Никон выковырнул заскорузлым пальцем слезу, она была твердая и скользкая, как онежская жемчужина; пошершавил ее в сухих подушечках перстов, потом полуотвернул на груди крест-мощевик, открыл склышечку, положил слезу в потайное святое место рядом с косточкой белояровой, поцеловал, ощутил соленый привкус... Гости недоумевали, глядя на старца, как тот обирает с груди невидимый сор, стряхивает с плеч и лица паутину, будто собирается, горемышный, на тот свет. Мардарий дал знак, чтобы Лопухины не перечили хозяину. Монах скоро опамятовался, повернулся к гостям, смиренно позвал на трапезу, пристукивая батожком, повел сходами в новую столовую палату. В еде был небрежен и тороплив, чавкал над мисою, низко склонившись, словно бы хотел поскорее разделаться с надоедным, неугодным делом, встрепанную бороду засорил рыбьими костками и залил ушным; когда тянул деревянную расписную ложку ко рту, рука мелко дрожала, половина щербы выплескивалась, как ни подставлял ломоть. Так одряхлел старец иль угорел от нежданной вести? Никон пил ренское, будто квас, пил много, сам себе подливая из братины поваренкою, гостей не потчивал, словно забыл о них. Бочонок вина привез в подачу Козьма Лопухин вроде бы вчера, еще при живом государе, и в тот день, когда затаскивали щедрую милостыню в погребицу, невольно помыслилось, что скоро ссылке конец... И вот неожиданно помер коварник, а воли не дал. И от черной думы грядущее виделось непроглядным, вовсе пропащим.

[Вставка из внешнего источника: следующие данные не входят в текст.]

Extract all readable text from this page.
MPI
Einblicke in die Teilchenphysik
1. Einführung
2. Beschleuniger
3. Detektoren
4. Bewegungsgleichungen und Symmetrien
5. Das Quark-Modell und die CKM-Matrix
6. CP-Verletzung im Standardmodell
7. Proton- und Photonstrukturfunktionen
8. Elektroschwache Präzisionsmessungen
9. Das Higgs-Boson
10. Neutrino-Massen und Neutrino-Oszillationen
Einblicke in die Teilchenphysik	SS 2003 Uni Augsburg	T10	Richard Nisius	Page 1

«Эх, негодящий, неключимый человеченко, лучше бы не поманывал меня дарами, а сжег на костре сразу. Пропал ты, совсем пропал во гресех, коли на смертном-то одре, когда всех бы простить надобе, ты души своей не попустил на благое...»
И невоздержно ополовинивая очередную чару, Никон неожиданно снова расплакался, знать, преизлиха выпил. Дьякон Мардарий, стоявший за спиною великого старца, положил тонкие персты на поникшие плечи владыки, поелозил, вроде бы нащупывая ременные шлеи вериг, чтобы ловчее уцепиться за них. Никон раздраженно дернулся, всхлипнул, рукавом размазывая слезы по дресвяным, изжелта-серым щекам, проскрипел с тайной мстительностью, чувствуя, как тоска, прежде крепко обратавшая сердце, вроде бы приотступила:
«Меня не привелось возле, вот и помер...»
Федор Лопухин недоуменно вскинул щетинистые брови.
«Великий господине, кабыть не стоит гостей-то нудить», – забывшись, остерег старца Мардарий. Ведь спосыланные явились в келью не ко благу, чуду и милости, но как дозорщики и приставы к невольнику за дознанием и, войдя в монастырь, Никона даже патриархом не нарекли. Тут язык бы держать за зубами. Прикуси до кровцы, но терпи: молчанье-то золото.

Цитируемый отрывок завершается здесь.